This morning as I was taking a walk I saw this desert agave (century plant) in bloom. I stopped to take a picture of it (with my iPhone) and just then this blue bird landed on the branch. Obviously, it’s not a shot I could have planned!
Part of what I love about photography is that it helps me to focus (metaphorically–the camera does the literal stuff all on its own) and to pay attention.
When I first began to take ‘photo walks’–heading out with my camera and the intention only of wandering and seeing what I might see, not worrying about wasting film (yes, this was in the days of film, and yes, the idea of wasting film on random shots and then having to pay to develop it was definitely something to overcome) I was amazed at how much enjoyment I got out of these simple excursions.

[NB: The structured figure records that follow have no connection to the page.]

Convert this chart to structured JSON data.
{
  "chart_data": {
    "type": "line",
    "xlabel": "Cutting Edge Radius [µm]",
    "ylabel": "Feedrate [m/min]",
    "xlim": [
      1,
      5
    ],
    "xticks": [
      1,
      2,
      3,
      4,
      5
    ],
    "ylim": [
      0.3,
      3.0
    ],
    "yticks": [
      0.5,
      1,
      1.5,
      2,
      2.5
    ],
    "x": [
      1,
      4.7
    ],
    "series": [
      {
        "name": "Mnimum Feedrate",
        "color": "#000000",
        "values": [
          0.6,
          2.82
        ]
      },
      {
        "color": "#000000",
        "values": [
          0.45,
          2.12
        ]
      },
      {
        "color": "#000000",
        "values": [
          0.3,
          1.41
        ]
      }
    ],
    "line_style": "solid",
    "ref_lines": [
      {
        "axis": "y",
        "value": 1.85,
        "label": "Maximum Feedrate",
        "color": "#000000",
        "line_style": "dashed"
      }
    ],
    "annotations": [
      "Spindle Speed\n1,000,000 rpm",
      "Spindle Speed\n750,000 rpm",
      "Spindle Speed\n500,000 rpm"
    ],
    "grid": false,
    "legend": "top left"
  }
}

That was over ten years ago.
In that time I’ve taken a lot more photos, taught workshops and classes in photography (one of my favorites is definitely photopiece, a great experience started by my friend Leanna Creel) and tried to continue to refine my capacity to be mindful, to pay attention, having fun with photography, but also ‘practicing’ it, as in a ‘spiritual practice’ that helps me to be aware and awake to the beauty of the world around me.
Lent, the season leading up to Easter, is typically practiced by some sort of act of ‘penitence’ or giving up, doing without–some way of emptying ourselves of ‘self’ so that we can make room for God, goes the tradition. I wonder if Lent might also be a season for being intentional about paying attention–of taking time to ’empty ourselves’ of busyness or excess ‘noise’ in our lives so that we open up space to be aware and present?